Among other key changes, the new Federal Reserve guidelines require lenders to provide initial disclosures of your mortgage costs within three business days of a loan application. If you don't get them, you can pull the plug.
The rule also prohibits lenders from collecting any fees -- except a reasonable charge for checking your credit -- until you've been given the loan-cost disclosures. This means no more out-of-pocket upfront application charges until you've received the truth-in-lending disclosures and an annual percentage rate calculation of those costs.
Many mortgage brokers and lenders traditionally have collected fees covering appraisal, credit and various other charges at the time of application, so this will be a significant change in procedure.
The rule also prohibits quickie closings on loans by requiring a seven-day waiting period after applicants are handed their early disclosures or the disclosures are mailed. Final truth-in-lending disclosures are due three business days before closing.
In addition, the new federal rules require lenders to deliver a copy of the real-estate appraisal to consumers three business days before the scheduled closing.
In the past, even though federal regulations guaranteed that consumers could request and obtain a copy of the appraisal, lenders and home buyers frequently ignored that right.
Now the timing of the loan closing itself will depend on a home buyer's receipt of the appraisal in advance.
Another significant change under the new rules: If the annual percentage rate on the early truth-in-lending disclosure increases by more than one-eighth of a percentage point (0.125), the lender will be required to "redisclose" -- i.e., provide a corrected version and allow the buyer an additional seven business days to consider the transaction.
What might cause the percentage rate to increase after the initial disclosure?
Potentially, many things: Say you left your initial rate on the loan to float with the market, but rates increase. You'll need to get an amended truth-in-lending disclosure. Or say the lender got inaccurate estimates of costs from third-party participants in the transaction, such as the settlement or escrow company. Or say that unexpected eleventh-hour junk fees materialize.
All these events -- which have been frequent sources of consumer complaints this decade -- could force the lender to redisclose loan costs and set back timing for the settlement.
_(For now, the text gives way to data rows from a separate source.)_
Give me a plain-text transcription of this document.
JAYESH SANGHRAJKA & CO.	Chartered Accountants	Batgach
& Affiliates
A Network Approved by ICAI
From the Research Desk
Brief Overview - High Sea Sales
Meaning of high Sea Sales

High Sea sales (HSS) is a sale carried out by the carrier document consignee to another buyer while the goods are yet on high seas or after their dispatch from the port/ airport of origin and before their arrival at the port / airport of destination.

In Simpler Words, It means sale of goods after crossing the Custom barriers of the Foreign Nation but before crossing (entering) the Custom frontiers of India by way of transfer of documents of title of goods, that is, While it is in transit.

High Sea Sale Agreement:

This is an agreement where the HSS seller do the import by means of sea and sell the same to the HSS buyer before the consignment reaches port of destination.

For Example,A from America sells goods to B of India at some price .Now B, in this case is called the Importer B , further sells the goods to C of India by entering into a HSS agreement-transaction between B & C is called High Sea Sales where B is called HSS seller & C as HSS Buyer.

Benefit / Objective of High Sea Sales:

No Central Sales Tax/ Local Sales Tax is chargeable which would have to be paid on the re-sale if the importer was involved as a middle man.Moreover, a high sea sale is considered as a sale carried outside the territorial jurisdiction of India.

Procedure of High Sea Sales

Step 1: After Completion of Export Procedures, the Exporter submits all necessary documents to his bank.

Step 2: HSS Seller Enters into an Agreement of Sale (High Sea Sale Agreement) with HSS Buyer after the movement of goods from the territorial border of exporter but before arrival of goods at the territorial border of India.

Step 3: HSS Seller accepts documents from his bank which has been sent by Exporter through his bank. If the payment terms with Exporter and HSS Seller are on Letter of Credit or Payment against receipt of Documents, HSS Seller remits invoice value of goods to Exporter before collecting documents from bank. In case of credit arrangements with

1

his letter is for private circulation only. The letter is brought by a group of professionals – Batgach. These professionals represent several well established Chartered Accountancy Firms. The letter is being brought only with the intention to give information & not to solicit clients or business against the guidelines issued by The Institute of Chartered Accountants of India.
What are some of the likely repercussions of the Fed's new mandates?
No. 1, the traditional approach of aiming in advance for a certain settlement-date target for home loan transactions almost certainly will be affected. Actual closing dates will be more closely tied to lenders' and settlement agents' accurate estimates and their ability to deliver disclosures and appraisals by the required dates. For example, if appraisers are backlogged and can't produce valuation reports quickly enough, settlements will have to be postponed. Most lenders are now suggesting writing the purchase contract with the closing date set out 45 days.
Second, the purposes of the rules are to afford consumers better access to, and more time to consider, key elements of what are major financial transactions for most people. The intent is to have fewer instances of last-minute closing-date surprises on fees, where buyers are slammed with hundreds of dollars of charges they had never expected.